Le buone intenzioni però hanno dovuto fare i conti con la realtà di potenti che con il gioco d’azzardo si arricchiscono.

Per far sparire dall’oggi al domani pubblicità e sponsorizzazioni sarebbe stato necessario un duro colpo di mano, nel momento in cui erano già stati stipulati contratti in merito. Per questo, il divieto non riguarda coloro che alla data della pubblicazione della legge sulla Gazzetta Ufficiale avevano già un contratto in corso. Inutile dire che al primo sentore di tale provvedimento, le aziende interessate sono corse a firmare accordi temendo un’ingente perdita di denaro.

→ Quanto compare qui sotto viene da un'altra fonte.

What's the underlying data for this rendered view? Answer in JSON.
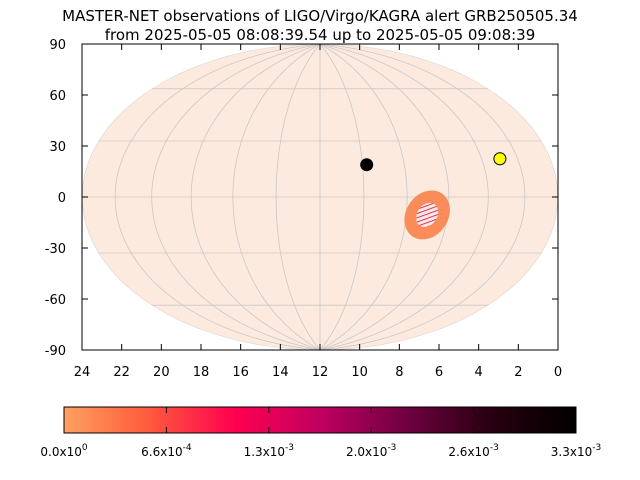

Se il testo originario del Decreto parlava solo di lotta alla pubblicità, nella sua conversione in legge sono stati inseriti importanti emendamenti. Tra questi, un progressivo aumento del prelievo erariale fino al gennaio 2023 e la possibilità di gioco tramite tessere sanitaria così come preannunciata nel contratto di governo.

Gradualità sembra essere la parola d’ordine del provvedimento. Ci vorrà tempo prima che le pubblicità sul gioco d’azzardo spariranno. Inoltre il mancato adattamento delle slot machine al funzionamento con tessera sanitaria sarà sanzionabile solo nel 2020. Ci vorrà tempo, ma è già qualcosa.

Nulla si è detto però sul contrasto al gioco d’azzardo illegale, dove non manca la presenza ingombrante della mafia. Come accade per tutti le dannose abitudini che lo stato cerca di contrastare, come l’uso delle droghe, il rischio è l’aumento di pratiche illegali. E l’attenzione ai controlli non sembra controbilanciare la crescita di tale rischio.

In ogni caso, nel testo di legge si specifica che entro sei mesi dalla sua entrata in vigore, quindi entro febbraio 2019, “il Governo propone una riforma complessiva in materia di giochi pubblici in modo  da assicurare l’eliminazione dei rischi connessi al  disturbo  da  gioco d’azzardo e  contrastare  il  gioco  illegale  e  le  frodi  a  danno dell’erario (…)”. Staremo quindi a vedere cosa accadrà.